Impulse purchases, excessive monthly bills and unused subscriptions are leaving Brits strapped for cash after a costly Christmas. Respondents admit to living in their overdraft and using credit cards for everyday purchases, with many people in the UK struggling to survive on their basic income alone. With another expensive Christmas period behind us, a new survey reveals the bad spending habits leaving Brits struggling to survive from an early December payday until their first wage of the new year.
10,000 people in the UK were asked by finance specialist Solution Loans which reckless spending behaviour they were guilty of – and between spontaneous shopping sprees, mounting monthly bills and living beyond our limits, it’s no surprise many office workers are finding it hard to make their wages stretch until the end of January. Every year, stories of Brits struggling to make December’s pay stretch until their next payday hit the headlines – and the results of this survey have revealed the key obstacles making the most expensive month of the year that little bit harder to afford. 43 percent of all Brits surveyed revealed they can’t help making unnecessary impulse purchases, making this the nation’s ultimate bad spending habit.
In office environments, this can be a particularly easy mistake to make – as the seemingly negligible costs associated with buying something for lunch, rather than bringing a pre-packed alternative, can really mount up over the months. When it comes to TV, phone and internet bills, it looks like some Brits are paying over the odds – with 24 percent of participants revealing they’ve failed to negotiate a better deal on their monthly payments. When it comes to financial negotiations, office workers looking for a bit more breathing room could benefit from asking their employer for a pay review in a bid to make ongoing costs more affordable.
37 percent of Scots and a substantial 45 percent of people in the North East of England admitted they’re paying more than they could be each month because they won’t haggle with their monthly providers – compared with only 11 percent of North West locals. Monthly subscriptions like Netflix, Spotify and Amazon Prime are also leaving Brits strapped for cash – as a fifth of Brits confessed that they’re wasting money on subscriptions they don’t actually use. A substantial 40 percent of North East locals said they pay for unused subscriptions, versus just 17 percent of people living in Yorkshire.
The results of the survey also show many Brits are breaking the bank when their basic income just won’t stretch far enough – and in January, this problem reaches its pinnacle. 17 percent of people surveyed revealed they depend on their overdraft every month – with Brits going beyond their means to keep up with monthly expenses. Perhaps surprisingly, it looks like Generation Y has the least to learn about money management – with almost a quarter of 45-54 year olds admitting to being constantly overdrawn, compared to just 16 percent of Brits aged 25-34. 13 percent of respondents said they rely on using credit cards to cover everyday purchases, with South East locals being more dependent on plastic than any other region of the UK. With 18 percent of 18-24 year olds admitting to regularly exceeding the limits of their contract, phone bills are costing young people in Britain a bundle. If there’s one common denominator here, it’s people of the UK paying more than they need to for everyday essentials – and one simple and effective way to trim costs is to think about transport expenses.

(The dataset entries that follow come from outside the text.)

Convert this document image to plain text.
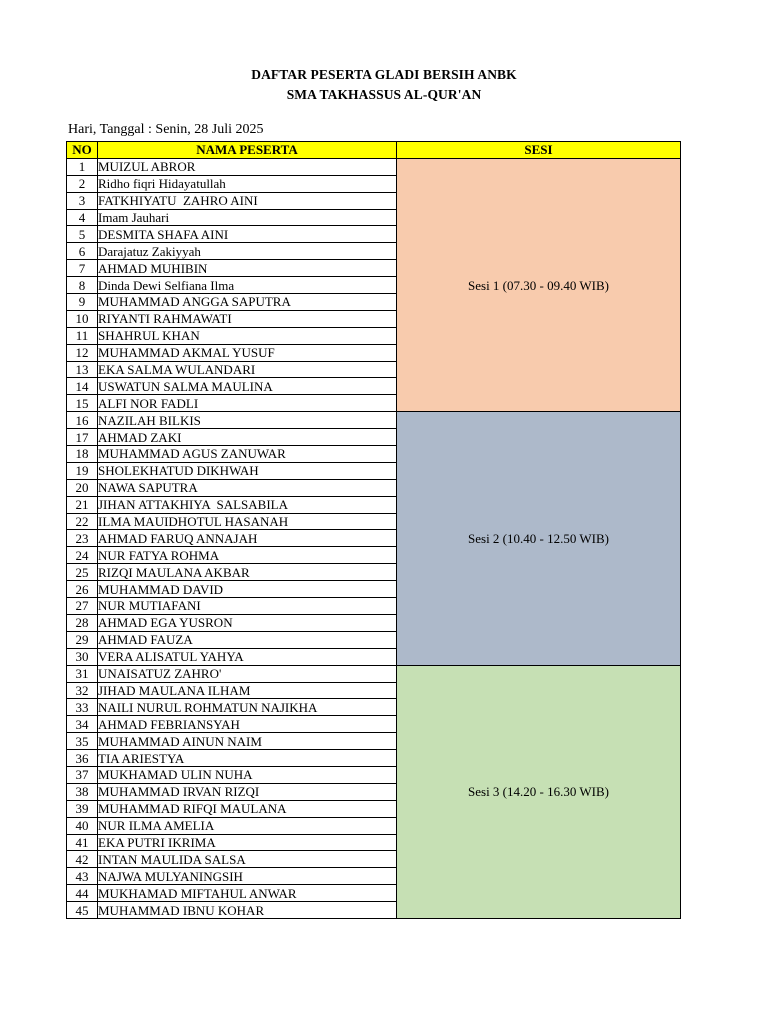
DAFTAR PESERTA GLADI BERSIH ANBK
SMA TAKHASSUS AL-QUR'AN
Hari, Tanggal : Senin, 28 Juli 2025
NO	NAMA PESERTA	SESI
1	MUIZUL ABROR	Sesi 1 (07.30 - 09.40 WIB)
2	Ridho fiqri Hidayatullah	
3	FATKHIYATU  ZAHRO AINI	
4	Imam Jauhari	
5	DESMITA SHAFA AINI	
6	Darajatuz Zakiyyah	
7	AHMAD MUHIBIN	
8	Dinda Dewi Selfiana Ilma	
9	MUHAMMAD ANGGA SAPUTRA	
10	RIYANTI RAHMAWATI	
11	SHAHRUL KHAN	
12	MUHAMMAD AKMAL YUSUF	
13	EKA SALMA WULANDARI	
14	USWATUN SALMA MAULINA	
15	ALFI NOR FADLI	
16	NAZILAH BILKIS	Sesi 2 (10.40 - 12.50 WIB)
17	AHMAD ZAKI	
18	MUHAMMAD AGUS ZANUWAR	
19	SHOLEKHATUD DIKHWAH	
20	NAWA SAPUTRA	
21	JIHAN ATTAKHIYA  SALSABILA	
22	ILMA MAUIDHOTUL HASANAH	
23	AHMAD FARUQ ANNAJAH	
24	NUR FATYA ROHMA	
25	RIZQI MAULANA AKBAR	
26	MUHAMMAD DAVID	
27	NUR MUTIAFANI	
28	AHMAD EGA YUSRON	
29	AHMAD FAUZA	
30	VERA ALISATUL YAHYA	
31	UNAISATUZ ZAHRO'	Sesi 3 (14.20 - 16.30 WIB)
32	JIHAD MAULANA ILHAM	
33	NAILI NURUL ROHMATUN NAJIKHA	
34	AHMAD FEBRIANSYAH	
35	MUHAMMAD AINUN NAIM	
36	TIA ARIESTYA	
37	MUKHAMAD ULIN NUHA	
38	MUHAMMAD IRVAN RIZQI	
39	MUHAMMAD RIFQI MAULANA	
40	NUR ILMA AMELIA	
41	EKA PUTRI IKRIMA	
42	INTAN MAULIDA SALSA	
43	NAJWA MULYANINGSIH	
44	MUKHAMAD MIFTAHUL ANWAR	
45	MUHAMMAD IBNU KOHAR	
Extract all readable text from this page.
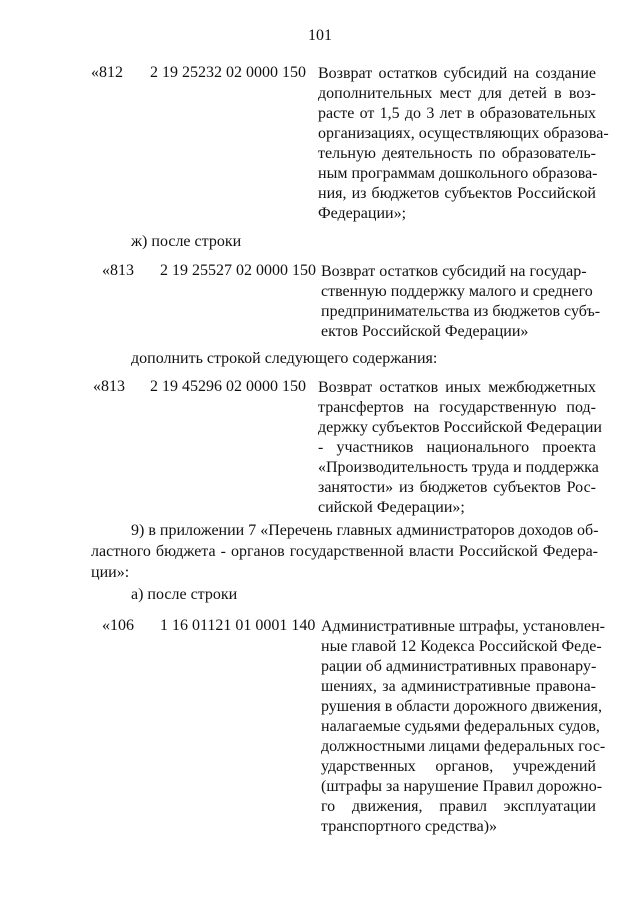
101
«812 2 19 25232 02 0000 150 Возврат остатков субсидий на создание

дополнительных мест для детей в воз-

расте от 1,5 до 3 лет в образовательных

организациях, осуществляющих образова-

тельную деятельность по образователь-

ным программам дошкольного образова-

ния, из бюджетов субъектов Российской

Федерации»;

ж) после строки
«813 2 19 25527 02 0000 150 Возврат остатков субсидий на государ-

ственную поддержку малого и среднего

предпринимательства из бюджетов субъ-

ектов Российской Федерации»

дополнить строкой следующего содержания:
«813 2 19 45296 02 0000 150 Возврат остатков иных межбюджетных

трансфертов на государственную под-

держку субъектов Российской Федерации

- участников национального проекта

«Производительность труда и поддержка

занятости» из бюджетов субъектов Рос-

сийской Федерации»;

9) в приложении 7 «Перечень главных администраторов доходов об-

ластного бюджета - органов государственной власти Российской Федера-

ции»:

а) после строки
«106 1 16 01121 01 0001 140 Административные штрафы, установлен-

ные главой 12 Кодекса Российской Феде-

рации об административных правонару-

шениях, за административные правона-

рушения в области дорожного движения,

налагаемые судьями федеральных судов,

должностными лицами федеральных гос-

ударственных органов, учреждений

(штрафы за нарушение Правил дорожно-

го движения, правил эксплуатации

транспортного средства)»
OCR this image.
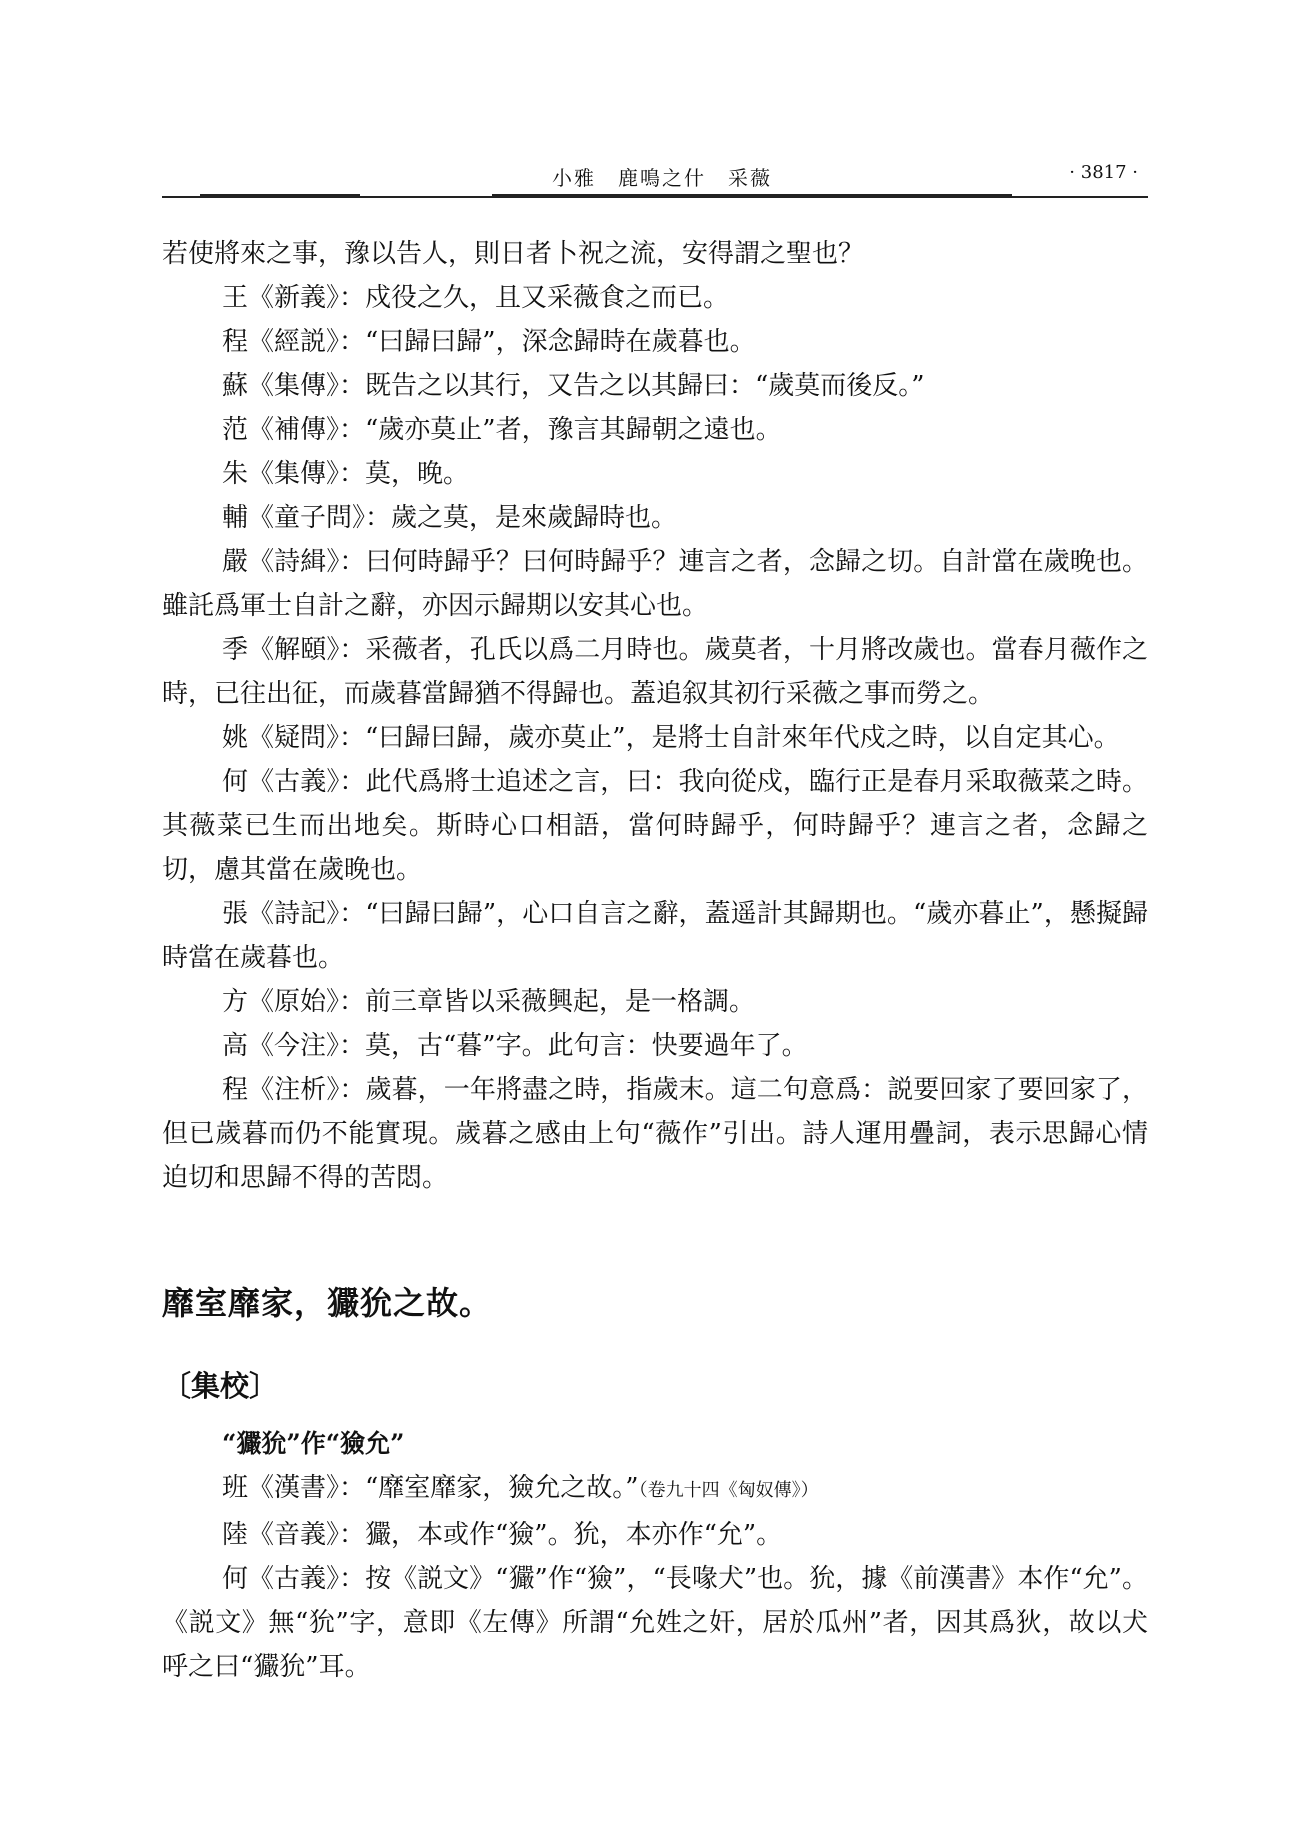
小雅　鹿鳴之什　采薇	· 3817 ·

若使將來之事，豫以告人，則日者卜祝之流，安得謂之聖也？

王《新義》：戍役之久，且又采薇食之而已。

程《經説》：“曰歸曰歸”，深念歸時在歲暮也。

蘇《集傳》：既告之以其行，又告之以其歸曰：“歲莫而後反。”

范《補傳》：“歲亦莫止”者，豫言其歸朝之遠也。

朱《集傳》：莫，晚。

輔《童子問》：歲之莫，是來歲歸時也。

嚴《詩緝》：曰何時歸乎？曰何時歸乎？連言之者，念歸之切。自計當在歲晚也。雖託爲軍士自計之辭，亦因示歸期以安其心也。

季《解頤》：采薇者，孔氏以爲二月時也。歲莫者，十月將改歲也。當春月薇作之時，已往出征，而歲暮當歸猶不得歸也。蓋追叙其初行采薇之事而勞之。

姚《疑問》：“曰歸曰歸，歲亦莫止”，是將士自計來年代戍之時，以自定其心。

何《古義》：此代爲將士追述之言，曰：我向從戍，臨行正是春月采取薇菜之時。其薇菜已生而出地矣。斯時心口相語，當何時歸乎，何時歸乎？連言之者，念歸之切，慮其當在歲晚也。

張《詩記》：“曰歸曰歸”，心口自言之辭，蓋遥計其歸期也。“歲亦暮止”，懸擬歸時當在歲暮也。

方《原始》：前三章皆以采薇興起，是一格調。

高《今注》：莫，古“暮”字。此句言：快要過年了。

程《注析》：歲暮，一年將盡之時，指歲末。這二句意爲：説要回家了要回家了，但已歲暮而仍不能實現。歲暮之感由上句“薇作”引出。詩人運用疊詞，表示思歸心情迫切和思歸不得的苦悶。

靡室靡家，玁狁之故。
〔集校〕

“玁狁”作“獫允”

班《漢書》：“靡室靡家，獫允之故。”（卷九十四《匈奴傳》）

陸《音義》：玁，本或作“獫”。狁，本亦作“允”。

何《古義》：按《説文》“玁”作“獫”，“長喙犬”也。狁，據《前漢書》本作“允”。《説文》無“狁”字，意即《左傳》所謂“允姓之奸，居於瓜州”者，因其爲狄，故以犬呼之曰“玁狁”耳。
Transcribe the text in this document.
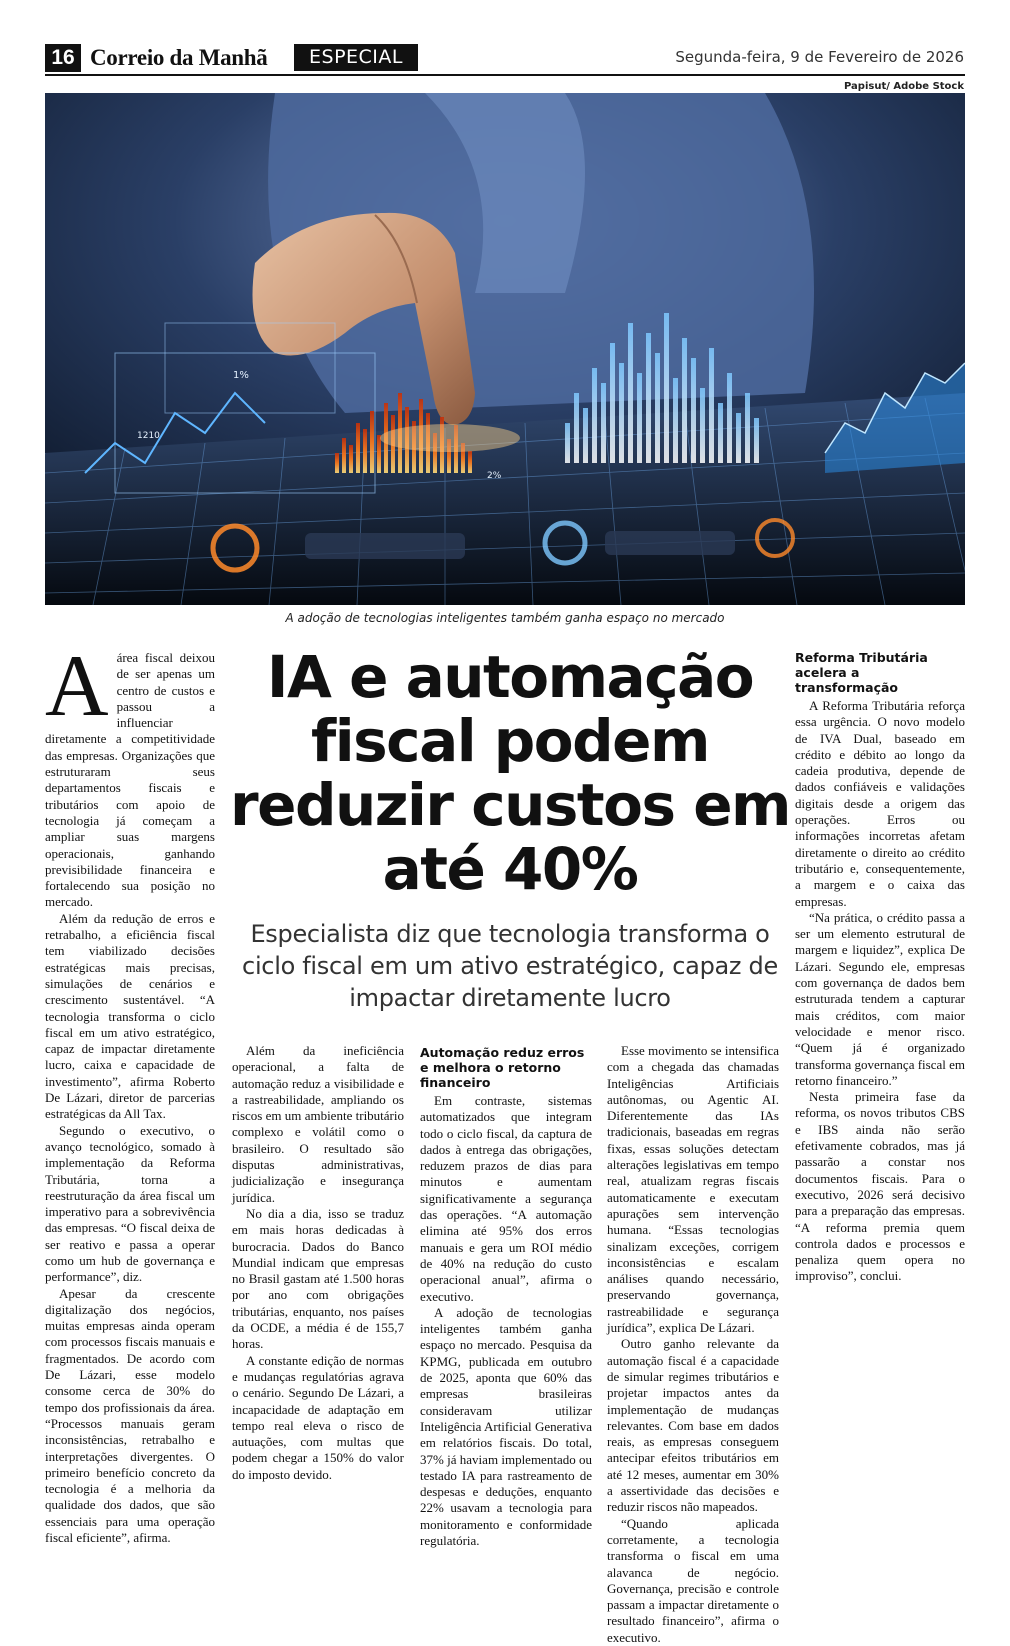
16 Correio da Manhã	ESPECIAL	Segunda-feira, 9 de Fevereiro de 2026
Papisut/ Adobe Stock
1%
1210
2%
A adoção de tecnologias inteligentes também ganha espaço no mercado
IA e automação fiscal podem reduzir custos em até 40%
Especialista diz que tecnologia transforma o ciclo fiscal em um ativo estratégico, capaz de impactar diretamente lucro
A área fiscal deixou de ser apenas um centro de custos e passou a influenciar diretamente a competitividade das empresas. Organizações que estruturaram seus departamentos fiscais e tributários com apoio de tecnologia já começam a ampliar suas margens operacionais, ganhando previsibilidade financeira e fortalecendo sua posição no mercado.

Além da redução de erros e retrabalho, a eficiência fiscal tem viabilizado decisões estratégicas mais precisas, simulações de cenários e crescimento sustentável. “A tecnologia transforma o ciclo fiscal em um ativo estratégico, capaz de impactar diretamente lucro, caixa e capacidade de investimento”, afirma Roberto De Lázari, diretor de parcerias estratégicas da All Tax.

Segundo o executivo, o avanço tecnológico, somado à implementação da Reforma Tributária, torna a reestruturação da área fiscal um imperativo para a sobrevivência das empresas. “O fiscal deixa de ser reativo e passa a operar como um hub de governança e performance”, diz.

Apesar da crescente digitalização dos negócios, muitas empresas ainda operam com processos fiscais manuais e fragmentados. De acordo com De Lázari, esse modelo consome cerca de 30% do tempo dos profissionais da área. “Processos manuais geram inconsistências, retrabalho e interpretações divergentes. O primeiro benefício concreto da tecnologia é a melhoria da qualidade dos dados, que são essenciais para uma operação fiscal eficiente”, afirma.

Além da ineficiência operacional, a falta de automação reduz a visibilidade e a rastreabilidade, ampliando os riscos em um ambiente tributário complexo e volátil como o brasileiro. O resultado são disputas administrativas, judicialização e insegurança jurídica.

No dia a dia, isso se traduz em mais horas dedicadas à burocracia. Dados do Banco Mundial indicam que empresas no Brasil gastam até 1.500 horas por ano com obrigações tributárias, enquanto, nos países da OCDE, a média é de 155,7 horas.

A constante edição de normas e mudanças regulatórias agrava o cenário. Segundo De Lázari, a incapacidade de adaptação em tempo real eleva o risco de autuações, com multas que podem chegar a 150% do valor do imposto devido.

Automação reduz erros e melhora o retorno financeiro

Em contraste, sistemas automatizados que integram todo o ciclo fiscal, da captura de dados à entrega das obrigações, reduzem prazos de dias para minutos e aumentam significativamente a segurança das operações. “A automação elimina até 95% dos erros manuais e gera um ROI médio de 40% na redução do custo operacional anual”, afirma o executivo.

A adoção de tecnologias inteligentes também ganha espaço no mercado. Pesquisa da KPMG, publicada em outubro de 2025, aponta que 60% das empresas brasileiras consideravam utilizar Inteligência Artificial Generativa em relatórios fiscais. Do total, 37% já haviam implementado ou testado IA para rastreamento de despesas e deduções, enquanto 22% usavam a tecnologia para monitoramento e conformidade regulatória.

Esse movimento se intensifica com a chegada das chamadas Inteligências Artificiais autônomas, ou Agentic AI. Diferentemente das IAs tradicionais, baseadas em regras fixas, essas soluções detectam alterações legislativas em tempo real, atualizam regras fiscais automaticamente e executam apurações sem intervenção humana. “Essas tecnologias sinalizam exceções, corrigem inconsistências e escalam análises quando necessário, preservando governança, rastreabilidade e segurança jurídica”, explica De Lázari.

Outro ganho relevante da automação fiscal é a capacidade de simular regimes tributários e projetar impactos antes da implementação de mudanças relevantes. Com base em dados reais, as empresas conseguem antecipar efeitos tributários em até 12 meses, aumentar em 30% a assertividade das decisões e reduzir riscos não mapeados.

“Quando aplicada corretamente, a tecnologia transforma o fiscal em uma alavanca de negócio. Governança, precisão e controle passam a impactar diretamente o resultado financeiro”, afirma o executivo.

Reforma Tributária acelera a transformação

A Reforma Tributária reforça essa urgência. O novo modelo de IVA Dual, baseado em crédito e débito ao longo da cadeia produtiva, depende de dados confiáveis e validações digitais desde a origem das operações. Erros ou informações incorretas afetam diretamente o direito ao crédito tributário e, consequentemente, a margem e o caixa das empresas.

“Na prática, o crédito passa a ser um elemento estrutural de margem e liquidez”, explica De Lázari. Segundo ele, empresas com governança de dados bem estruturada tendem a capturar mais créditos, com maior velocidade e menor risco. “Quem já é organizado transforma governança fiscal em retorno financeiro.”

Nesta primeira fase da reforma, os novos tributos CBS e IBS ainda não serão efetivamente cobrados, mas já passarão a constar nos documentos fiscais. Para o executivo, 2026 será decisivo para a preparação das empresas. “A reforma premia quem controla dados e processos e penaliza quem opera no improviso”, conclui.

Employees could drastically cut down on the cost of their commute by choosing to cycle to the office rather than taking the car, or even consider telecommuting to work to eliminate travel costs entirely. Some Brits will need to break the habit of a lifetime to avoid a cash-strapped 2017 – but by putting their spending under the microscope, office workers across the UK can turn unnecessary expenses into exciting savings.